Soldering properly however is not incredibly difficult it just has to be done the right way. Members shouldn't shy away from it, they should seek to learn to do it right and use appropriate methods in relative situations.

Without a challenge of an idea a discussion will not happen, Don't take anything personally. I'm not saying your rough as such I'm more so saying scotches are rough. We have all had to quickly get something finished 5 mins before a trip, then perhaps forgot about it till it told us later :ROFLMAO: and 10 years isn't a bad run out of those lol.

Could you also post a pic of how the wiring is arranged now so we can have a look at the crimp vs the scotchie and how it's sealed from ingress?
 

·
Administrator
Y2KGUII ZD Wgn
Joined
·
54,899 Posts
Discussion Starter · #33 ·
It's 100% fine to challenge ideas and thoughts. Especially if the ideas you challenge them with have merit to them. As some of u know I'm an electrician and currently working full time as one again. Blah blah blah. Doesn't mean I know everything about it. As I said above they give you about 5 mins of training at tafe about how to solder properly.

Soldering properly however is not incredibly difficult it just has to be done the right way. Members shouldn't shy away from it, they should seek to learn to do it right and use appropriate methods in relative situations.

Without a challenge of an idea a discussion will not happen, Don't take anything personally. I'm not saying your rough as such I'm more so saying scotches are rough. We have all had to quickly get something finished 5 mins before a trip, then perhaps forgot about it till it told us later :ROFLMAO: and 10 years isn't a bad run out of those lol.

Could you also post a pic of how the wiring is arranged now so we can have a look at the crimp vs the scotchie and how it's sealed from ingress?
No, it is all wrapped up and packed into the loom. I do have some idea about soldering I've built many control units over my life and soldering on and off for well over 50 years, I had some great tradesmen as my mentors when I was an apprentice, including Sheeties who soldered moulds most of their working day in the first 15 years of my trade.
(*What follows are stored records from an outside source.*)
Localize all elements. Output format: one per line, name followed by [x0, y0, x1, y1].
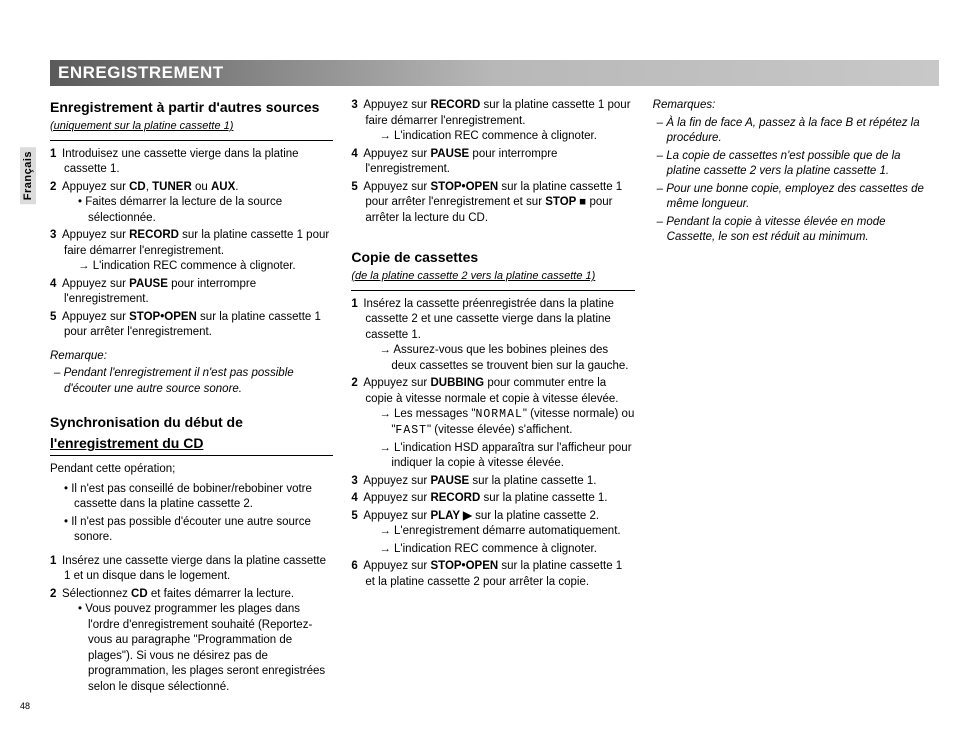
sec2-bullets: Il n'est pas conseillé de bobiner/rebobi… [50, 482, 333, 546]
arrow-note: Assurez-vous que les bobines pleines des… [365, 343, 634, 374]
sec3-steps: 1Insérez la cassette préenregistrée dans… [351, 297, 634, 590]
step-text: Appuyez sur DUBBING pour commuter entre … [363, 377, 618, 405]
list-item: 2Appuyez sur CD, TUNER ou AUX. Faites dé… [50, 180, 333, 227]
arrow-note: L'indication REC commence à clignoter. [365, 542, 634, 558]
arrow-note: L'enregistrement démarre automatiquement… [365, 524, 634, 540]
sec1-steps: 1Introduisez une cassette vierge dans la… [50, 147, 333, 341]
step-text: Appuyez sur STOP•OPEN sur la platine cas… [363, 560, 622, 588]
remarque-item: À la fin de face A, passez à la face B e… [653, 116, 936, 147]
list-item: 2Appuyez sur DUBBING pour commuter entre… [351, 376, 634, 471]
step-text: Appuyez sur RECORD sur la platine casset… [363, 492, 607, 504]
section-header-bar: ENREGISTREMENT [50, 60, 939, 86]
sub-bullets: Faites démarrer la lecture de la source … [64, 195, 333, 226]
remarque-heading: Remarque: [50, 349, 333, 365]
list-item: 5Appuyez sur PLAY ▶ sur la platine casse… [351, 509, 634, 558]
list-item: 1Insérez une cassette vierge dans la pla… [50, 554, 333, 585]
sub-bullets: Vous pouvez programmer les plages dans l… [64, 602, 333, 695]
step-text: Insérez la cassette préenregistrée dans … [363, 298, 614, 341]
arrow-note: Les messages "NORMAL" (vitesse normale) … [365, 407, 634, 438]
step-text: Appuyez sur PAUSE pour interrompre l'enr… [363, 148, 557, 176]
step-text: Sélectionnez CD et faites démarrer la le… [62, 588, 294, 600]
arrow-note: L'indication HSD apparaîtra sur l'affich… [365, 441, 634, 472]
list-item: 3Appuyez sur RECORD sur la platine casse… [351, 98, 634, 145]
page-number: 48 [20, 701, 30, 711]
remarques-heading: Remarques: [653, 98, 936, 114]
column-1: Enregistrement à partir d'autres sources… [50, 98, 333, 703]
sec2-intro: Pendant cette opération; [50, 462, 333, 478]
content-columns: Enregistrement à partir d'autres sources… [50, 98, 936, 703]
step-text: Appuyez sur RECORD sur la platine casset… [363, 99, 630, 127]
step-text: Appuyez sur PLAY ▶ sur la platine casset… [363, 510, 599, 522]
list-item: 2Sélectionnez CD et faites démarrer la l… [50, 587, 333, 696]
list-item: 5Appuyez sur STOP•OPEN sur la platine ca… [351, 180, 634, 227]
step-text: Appuyez sur PAUSE sur la platine cassett… [363, 475, 596, 487]
remarque-item: Pour une bonne copie, employez des casse… [653, 182, 936, 213]
arrow-note: L'indication REC commence à clignoter. [365, 129, 634, 145]
column-3: Remarques: À la fin de face A, passez à … [653, 98, 936, 703]
list-item: 1Introduisez une cassette vierge dans la… [50, 147, 333, 178]
sec1-subhead: (uniquement sur la platine cassette 1) [50, 119, 333, 134]
list-item: 1Insérez la cassette préenregistrée dans… [351, 297, 634, 375]
sec1-heading: Enregistrement à partir d'autres sources [50, 98, 333, 117]
sec2-rule [50, 455, 333, 456]
list-item: 3Appuyez sur PAUSE sur la platine casset… [351, 474, 634, 490]
language-tab: Français [20, 147, 36, 204]
sec2-heading-l1: Synchronisation du début de [50, 413, 333, 432]
section-header-title: ENREGISTREMENT [58, 63, 224, 83]
remarque-item: La copie de cassettes n'est possible que… [653, 149, 936, 180]
bullet-item: Il n'est pas possible d'écouter une autr… [64, 515, 333, 546]
sec3-subhead: (de la platine cassette 2 vers la platin… [351, 269, 634, 284]
remarque-item: Pendant l'enregistrement il n'est pas po… [50, 366, 333, 397]
sec2-heading-l2: l'enregistrement du CD [50, 434, 333, 453]
remarque-item: Pendant la copie à vitesse élevée en mod… [653, 215, 936, 246]
step-text: Appuyez sur RECORD sur la platine casset… [62, 229, 329, 257]
step-text: Appuyez sur PAUSE pour interrompre l'enr… [62, 278, 256, 306]
bullet-item: Vous pouvez programmer les plages dans l… [78, 602, 333, 695]
step-text: Introduisez une cassette vierge dans la … [62, 148, 299, 176]
step-text: Appuyez sur STOP•OPEN sur la platine cas… [363, 181, 622, 224]
list-item: 5Appuyez sur STOP•OPEN sur la platine ca… [50, 310, 333, 341]
sec3-rule [351, 290, 634, 291]
column-2: 3Appuyez sur RECORD sur la platine casse… [351, 98, 634, 703]
sec3-heading: Copie de cassettes [351, 248, 634, 267]
list-item: 6Appuyez sur STOP•OPEN sur la platine ca… [351, 559, 634, 590]
sec2-steps: 1Insérez une cassette vierge dans la pla… [50, 554, 333, 696]
step-text: Insérez une cassette vierge dans la plat… [62, 555, 326, 583]
list-item: 4Appuyez sur PAUSE pour interrompre l'en… [351, 147, 634, 178]
sec1-rule [50, 140, 333, 141]
sec2-steps-cont: 3Appuyez sur RECORD sur la platine casse… [351, 98, 634, 226]
bullet-item: Faites démarrer la lecture de la source … [78, 195, 333, 226]
arrow-note: L'indication REC commence à clignoter. [64, 259, 333, 275]
bullet-item: Il n'est pas conseillé de bobiner/rebobi… [64, 482, 333, 513]
list-item: 4Appuyez sur RECORD sur la platine casse… [351, 491, 634, 507]
list-item: 4Appuyez sur PAUSE pour interrompre l'en… [50, 277, 333, 308]
list-item: 3Appuyez sur RECORD sur la platine casse… [50, 228, 333, 275]
step-text: Appuyez sur CD, TUNER ou AUX. [62, 181, 238, 193]
step-text: Appuyez sur STOP•OPEN sur la platine cas… [62, 311, 321, 339]
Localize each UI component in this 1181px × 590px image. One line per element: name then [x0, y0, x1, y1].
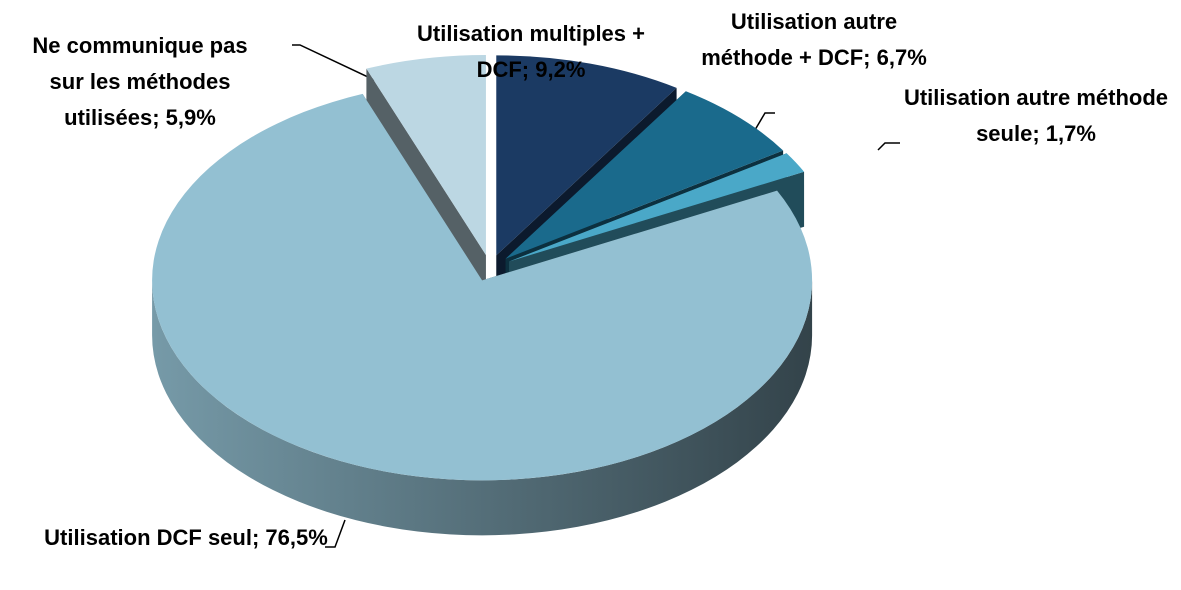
data-label: Utilisation multiples + DCF; 9,2%	[417, 21, 645, 82]
pie-slice	[152, 93, 813, 481]
data-label: Utilisation autre méthode seule; 1,7%	[903, 85, 1169, 146]
data-label: Utilisation DCF seul; 76,5%	[44, 525, 328, 550]
slice-tops	[152, 55, 813, 481]
pie-slice	[496, 55, 677, 256]
pie-slice	[509, 153, 805, 262]
slice-side	[152, 280, 813, 536]
leader-line	[877, 142, 900, 151]
leader-line	[325, 519, 346, 548]
data-label: Utilisation autre méthode + DCF; 6,7%	[701, 9, 927, 70]
leader-line	[751, 112, 775, 136]
data-label: Ne communique pas sur les méthodes utili…	[32, 33, 248, 130]
pie-slice	[366, 55, 486, 256]
pie-slice	[505, 91, 784, 259]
Forget TAFE, that is only a snapshot of basics to be used out in the wide world where you really learn your 'trade'.

What are the discussion challenges? 'Scotchblocks' can give users massive grief, warning others of the potential dangers is what this thread was designed to do and hence made a sticky, it was never meant to be a how to on various connection methods.
 

·
Registered
Joined
·
495 Posts
I believe the discussion of crimps, solder, and other joining methods is complimentary to the original topic of scotch-locks.
If the purpose of the thread was to warn people about the dangers and problems of scotch-locks, then the right approach is to suggest a better alternative.
From what I read, we have discussed why scotch locks fail, how they fail, and what means of wire joining provides a better, more durable result.

I am thankful for the members who posted their views on crimp joints, because It has opened my attitude to their value.
 

·
Administrator
Y2KGUII ZD Wgn
Joined
·
54,899 Posts
Discussion Starter · #35 ·
I believe the discussion of crimps, solder, and other joining methods is complimentary to the original topic of scotch-locks.
If the purpose of the thread was to warn people about the dangers and problems of scotch-locks, then the right approach is to suggest a better alternative.
From what I read, we have discussed why scotch locks fail, how they fail, and what means of wire joining provides a better, more durable result.

I am thankful for the members who posted their views on crimp joints, because It has opened my attitude to their value.
Yes that's fine, but other inferences were being made, sidetracked, but as indicated my original intention was to warn members of the dangers of the 'scotchblocks' if they didn't know, I had inadvertently used one many years ago and it caught me out.